Many know they notice smells more than others. They notice what they describe as “off” smells in food held over days in the refrigerator e.g. ham and bacon, cold roasts, ripe broccoli, as well as ripe bananas, and other smells in the environment. See the article “Supersensitivity” which describes how sensitive many food sensitive people and their family members are. You can also note the pages on “Super tasters” and “Super Smellers” in Are You Food Sensitive?
Stories of three patients
I saw three patients who suspected food sensitivity recently. All had had medical investigations. One reported many suspect foods, had a family and personal history of food sensitivity symptoms [nightmares in childhood, restless sleep, fuzzy thinking], and knew he had to juggle food and fluid intake to minimise symptoms. He proved to be sensitive to herbs and spicy foods, cola soft drinks, peppermint, tomato and capsicum.
One had no family history of symptoms, only a couple of suspect foods, could work all day without food, but sounded more like food sensitive patients when he reported being a person who could smell smells that others did not notice, and never ate tomato sauce “I don’t like it and it spoils the taste of other foods served with it!” His symptoms came on at 2am and kept him awake till 4 or 5am.
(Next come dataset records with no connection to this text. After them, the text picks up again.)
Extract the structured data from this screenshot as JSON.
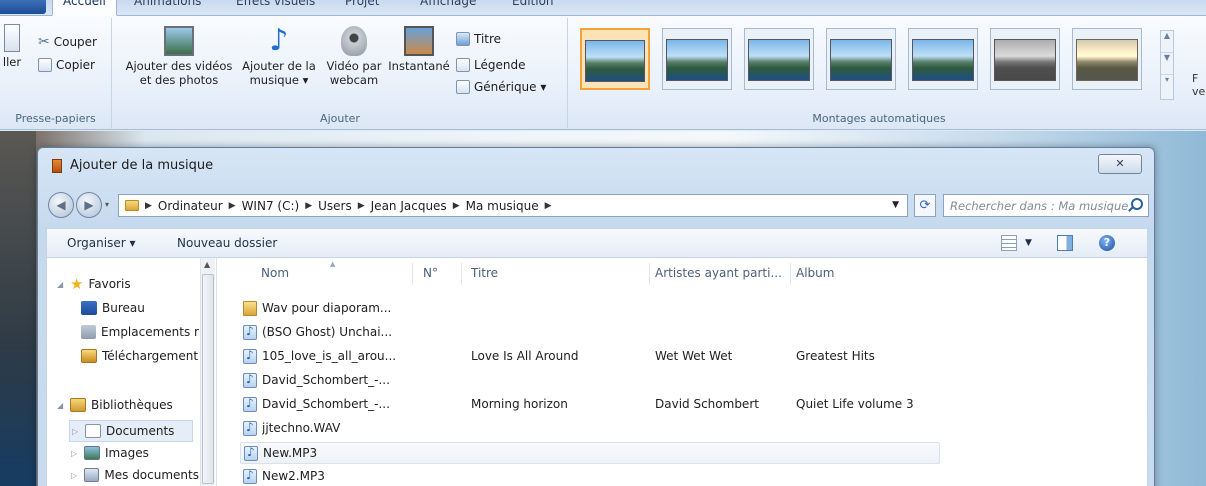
{
  "ribbon": {
    "tabs": [
      "Accueil",
      "Animations",
      "Effets visuels",
      "Projet",
      "Affichage",
      "Édition"
    ],
    "clipboard": {
      "paste_label": "ller",
      "cut_label": "Couper",
      "copy_label": "Copier",
      "group_label": "Presse-papiers"
    },
    "add": {
      "videos_photos": "Ajouter des vidéos\net des photos",
      "music": "Ajouter de la\nmusique ▾",
      "webcam": "Vidéo par\nwebcam",
      "snapshot": "Instantané",
      "title": "Titre",
      "caption": "Légende",
      "credits": "Générique ▾",
      "group_label": "Ajouter"
    },
    "themes_group_label": "Montages automatiques",
    "right_cut_label": "F\nve"
  },
  "dialog": {
    "title": "Ajouter de la musique",
    "close_glyph": "✕",
    "breadcrumb": [
      "Ordinateur",
      "WIN7 (C:)",
      "Users",
      "Jean Jacques",
      "Ma musique"
    ],
    "search_placeholder": "Rechercher dans : Ma musique",
    "toolbar": {
      "organize": "Organiser ▾",
      "new_folder": "Nouveau dossier"
    },
    "nav": [
      {
        "label": "Favoris",
        "icon": "star-icon"
      },
      {
        "label": "Bureau",
        "icon": "desktop-icon"
      },
      {
        "label": "Emplacements r",
        "icon": "recent-places-icon"
      },
      {
        "label": "Téléchargement",
        "icon": "downloads-icon"
      },
      {
        "label": "Bibliothèques",
        "icon": "libraries-icon"
      },
      {
        "label": "Documents",
        "icon": "documents-icon"
      },
      {
        "label": "Images",
        "icon": "pictures-icon"
      },
      {
        "label": "Mes documents",
        "icon": "my-documents-icon"
      }
    ],
    "columns": [
      "Nom",
      "N°",
      "Titre",
      "Artistes ayant parti...",
      "Album"
    ],
    "files": [
      {
        "name": "Wav pour diaporam...",
        "type": "folder",
        "title": "",
        "artist": "",
        "album": ""
      },
      {
        "name": "(BSO Ghost) Unchai...",
        "type": "music",
        "title": "",
        "artist": "",
        "album": ""
      },
      {
        "name": "105_love_is_all_arou...",
        "type": "music",
        "title": "Love Is All Around",
        "artist": "Wet Wet Wet",
        "album": "Greatest Hits"
      },
      {
        "name": "David_Schombert_-...",
        "type": "music",
        "title": "",
        "artist": "",
        "album": ""
      },
      {
        "name": "David_Schombert_-...",
        "type": "music",
        "title": "Morning horizon",
        "artist": "David Schombert",
        "album": "Quiet Life volume 3"
      },
      {
        "name": "jjtechno.WAV",
        "type": "music",
        "title": "",
        "artist": "",
        "album": ""
      },
      {
        "name": "New.MP3",
        "type": "music",
        "title": "",
        "artist": "",
        "album": ""
      },
      {
        "name": "New2.MP3",
        "type": "music",
        "title": "",
        "artist": "",
        "album": ""
      }
    ]
  }
}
He was sensitive to salicylates, but also to amines in any aged food, even food held in the refrigerator for more than 24 hours.
The third patient, who presented with fatigue as the primary symptom with gastro symptoms over the last 9+ months, recently returned after her elimination diet trial. She reported that her fatigue had not improved much, but that her gut symptoms had completely resolved. “Which ones were these?“ “Bloating, constipation/looseness, tenderness, pain, feels like I need to go but can’t, indigestion, belching, but no heartburn, feel like food sits in my stomach for long periods of time giving a full feeling, and a feeling of incomplete emptying of my gut, and nausea”. Note that this is a picture of what one patient has reported, but each patient has his or her own symptoms.
All rang concerned about distressing symptoms during withdrawal in the first week of the diet trial. Most have discomfort for up to day 14 and some say symptoms do not decrease until into the fourth week. One improved on the 7th day. This patient had already reduced additives and spicy food before learning all the other detail of the low chemical diet.
This is a short picture of IBS patients who are sensitive to additives and natural food chemicals. Each has their own cluster of symptoms, their own suspect foods known to produce reactions, and their own family sensitivity history, meaning that dairy or wheat may have had to be reduced or excluded. They each had their own level of diet strictness, and finally, they all ended up on their own diet with various foods managed to fit into their own lifestyle. Where bloating and wind were important foods containing FODMAPS were also reduced in the diet trial and tested later. Diet can greatly reduce the distressing symptoms in those with IBS. It can be complex but manageable especially with the help of an experienced dietitian, and the books Are you food sensitive? for the detail of the food trial, and Tolerating Troublesome Foods to expand the diet as much as possible over the long term.